4. The unit enables us now to compare AB and CD if both are exact multiples of the unit that measures both. We can now perform quantitative measurement, because we can tell how much greater AB is than CD or how much less AB is than CD.
5. Finally, if a magnitude is only part of a unit, then we arrive at a ratio of numbers, say AB : CD where AB and CD are multiples of the unit. AB : CD now means the comparison of numbers AB and CD. When we write AB/CD, it is called a fraction.
So, in five steps I have derived the concept of number for you. There is one thing left - what happens when you can't measure a magnitude that is not a multiple of a unit and can't be expressed exactly using any part of a unit? This is called an incommensurable magnitude and the best you can do is provide an approximation such as 3.14159... or 1.414..., etc.
Now that we have defined number, we state the axioms of arithmetic:
John Gabriel's axioms of arithmetic:
1. The difference (or subtraction) of two numbers is that number which describes how much the larger exceeds the smaller.
2. The difference of equal numbers is zero (same as no difference when compared).

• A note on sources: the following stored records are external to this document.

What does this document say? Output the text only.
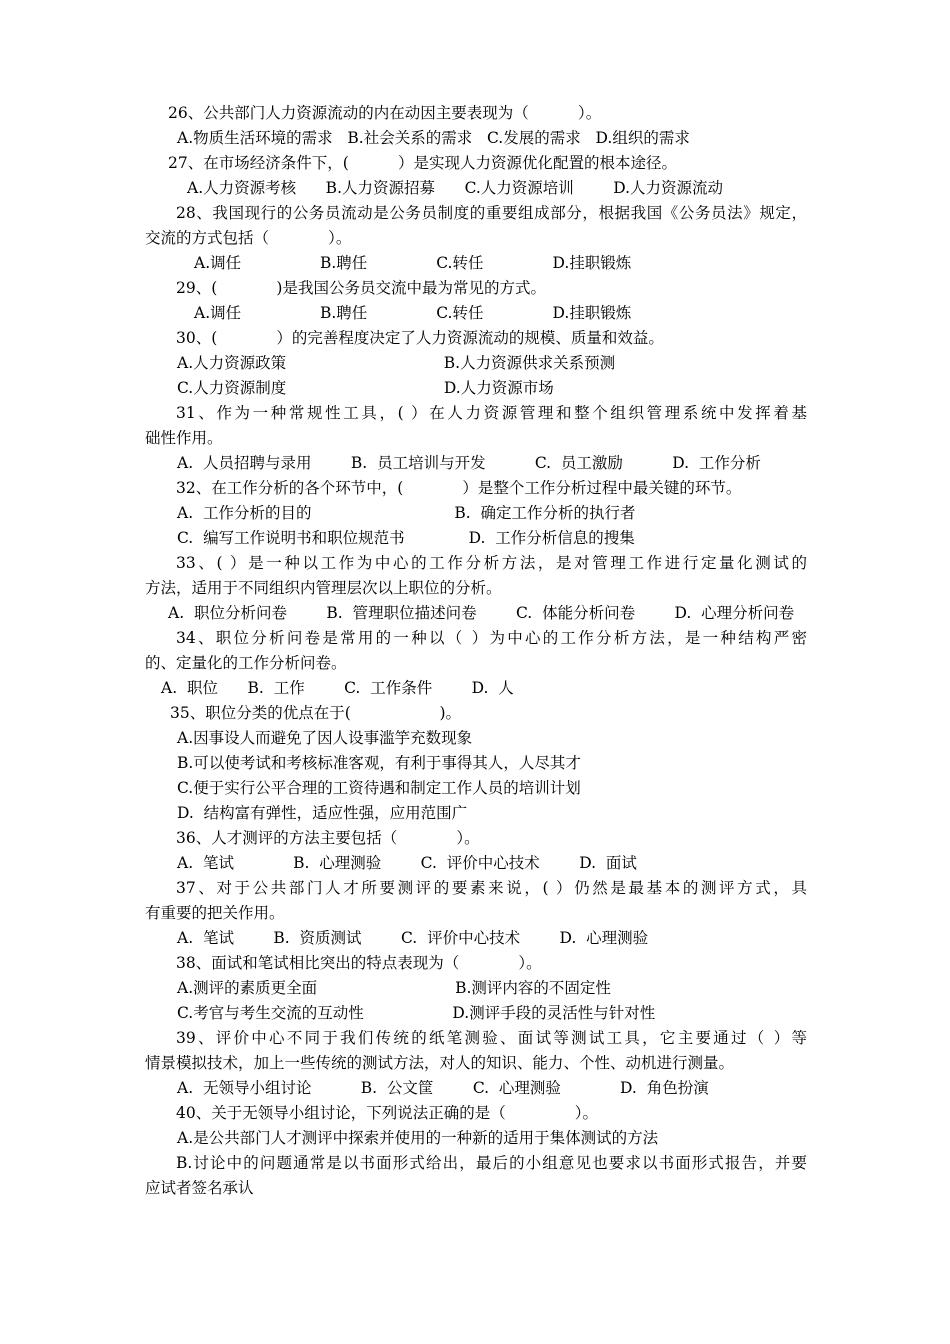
26、公共部门人力资源流动的内在动因主要表现为（          ）。
A.物质生活环境的需求   B.社会关系的需求   C.发展的需求   D.组织的需求
27、在市场经济条件下，(          ）是实现人力资源优化配置的根本途径。
A.人力资源考核      B.人力资源招募      C.人力资源培训        D.人力资源流动
28、我国现行的公务员流动是公务员制度的重要组成部分，根据我国《公务员法》规定，
交流的方式包括（            ）。
A.调任                B.聘任              C.转任              D.挂职锻炼
29、(            )是我国公务员交流中最为常见的方式。
A.调任                B.聘任              C.转任              D.挂职锻炼
30、(            ）的完善程度决定了人力资源流动的规模、质量和效益。
A.人力资源政策                                B.人力资源供求关系预测
C.人力资源制度                                D.人力资源市场
31、作为一种常规性工具，( ）在人力资源管理和整个组织管理系统中发挥着基
础性作用。
A.  人员招聘与录用        B.  员工培训与开发          C.  员工激励          D.  工作分析
32、在工作分析的各个环节中，(            ）是整个工作分析过程中最关键的环节。
A.  工作分析的目的                             B.  确定工作分析的执行者
C.  编写工作说明书和职位规范书             D.  工作分析信息的搜集
33、( ）是一种以工作为中心的工作分析方法，是对管理工作进行定量化测试的
方法，适用于不同组织内管理层次以上职位的分析。
A.  职位分析问卷        B.  管理职位描述问卷        C.  体能分析问卷        D.  心理分析问卷
34、职位分析问卷是常用的一种以（ ）为中心的工作分析方法，是一种结构严密
的、定量化的工作分析问卷。
A.  职位      B.  工作        C.  工作条件        D.  人
35、职位分类的优点在于(                  )。
A.因事设人而避免了因人设事滥竽充数现象
B.可以使考试和考核标准客观，有利于事得其人，人尽其才
C.便于实行公平合理的工资待遇和制定工作人员的培训计划
D.  结构富有弹性，适应性强，应用范围广
36、人才测评的方法主要包括（            ）。
A.  笔试            B.  心理测验        C.  评价中心技术        D.  面试
37、对于公共部门人才所要测评的要素来说，( ）仍然是最基本的测评方式，具
有重要的把关作用。
A.  笔试        B.  资质测试        C.  评价中心技术        D.  心理测验
38、面试和笔试相比突出的特点表现为（            ）。
A.测评的素质更全面                            B.测评内容的不固定性
C.考官与考生交流的互动性                  D.测评手段的灵活性与针对性
39、评价中心不同于我们传统的纸笔测验、面试等测试工具，它主要通过（ ）等
情景模拟技术，加上一些传统的测试方法，对人的知识、能力、个性、动机进行测量。
A.  无领导小组讨论          B.  公文筐        C.  心理测验            D.  角色扮演
40、关于无领导小组讨论，下列说法正确的是（              ）。
A.是公共部门人才测评中探索并使用的一种新的适用于集体测试的方法
B.讨论中的问题通常是以书面形式给出，最后的小组意见也要求以书面形式报告，并要
应试者签名承认
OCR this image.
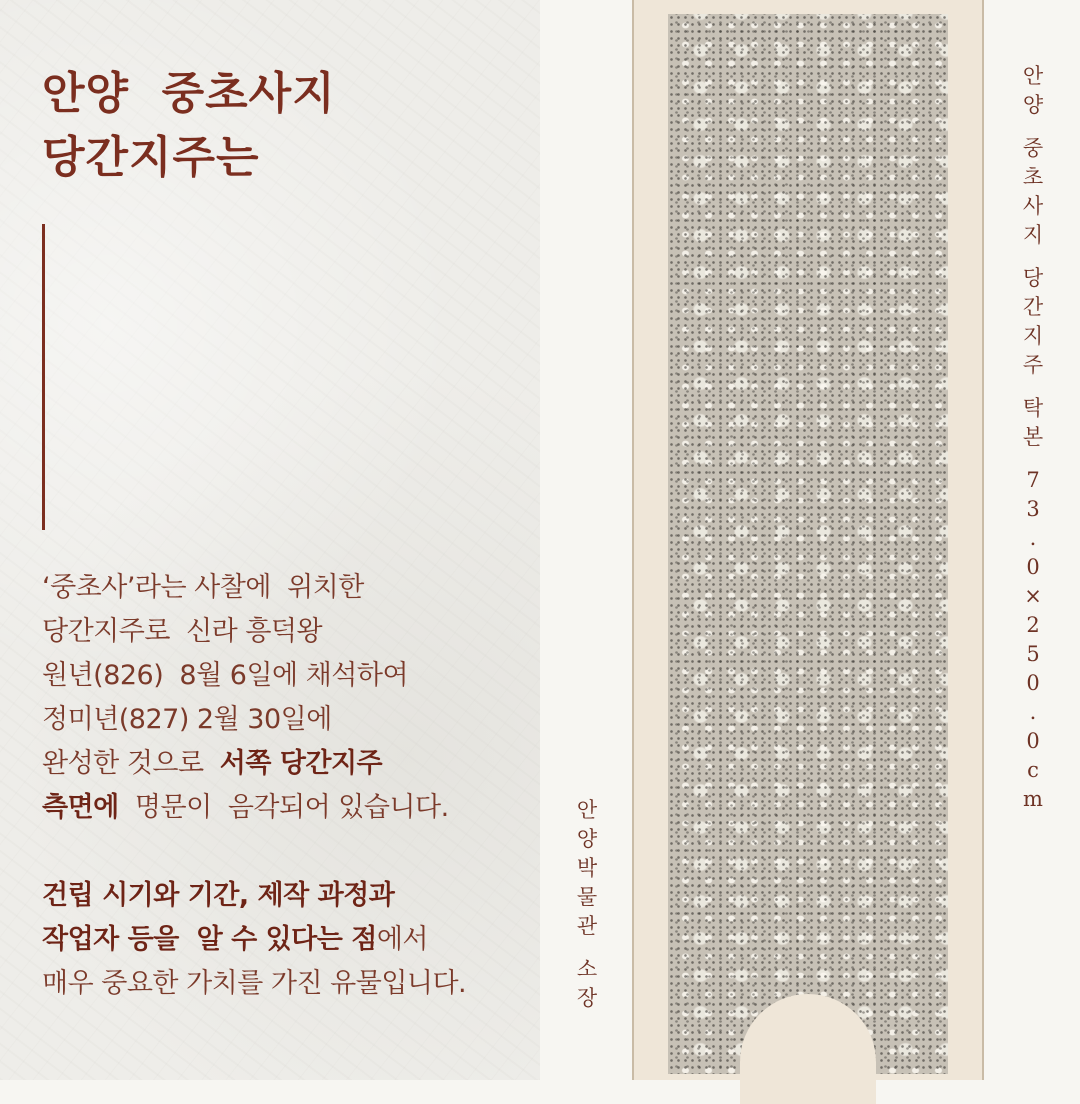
안양  중초사지
당간지주는

‘중초사’라는 사찰에  위치한
당간지주로  신라 흥덕왕
원년(826)  8월 6일에 채석하여
정미년(827) 2월 30일에
완성한 것으로  서쪽 당간지주
측면에  명문이  음각되어 있습니다.
건립 시기와 기간, 제작 과정과
작업자 등을  알 수 있다는 점에서
매우 중요한 가치를 가진 유물입니다.

안
양
박
물
관
소
장
안
양
중
초
사
지
당
간
지
주
탁
본
7
3
.
0
×
2
5
0
.
0
c
m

3. The sum (or addition) of two numbers is that number whose difference with either of the two numbers is either of the two numbers.
4. The quotient (or division) of two numbers is that number that measures either number in terms of the other.
5. If a unit is divided by a number into parts, then each of these parts of a unit, is called the reciprocal of that number.
6. Division by zero is undefined.
7. The product (or multiplication) of two numbers is the quotient of either number with the reciprocal of the other.
8. The difference of any number and zero is the number.
Observe that all the basic arithmetic operations are defined in terms of difference, which is the most primitive operator.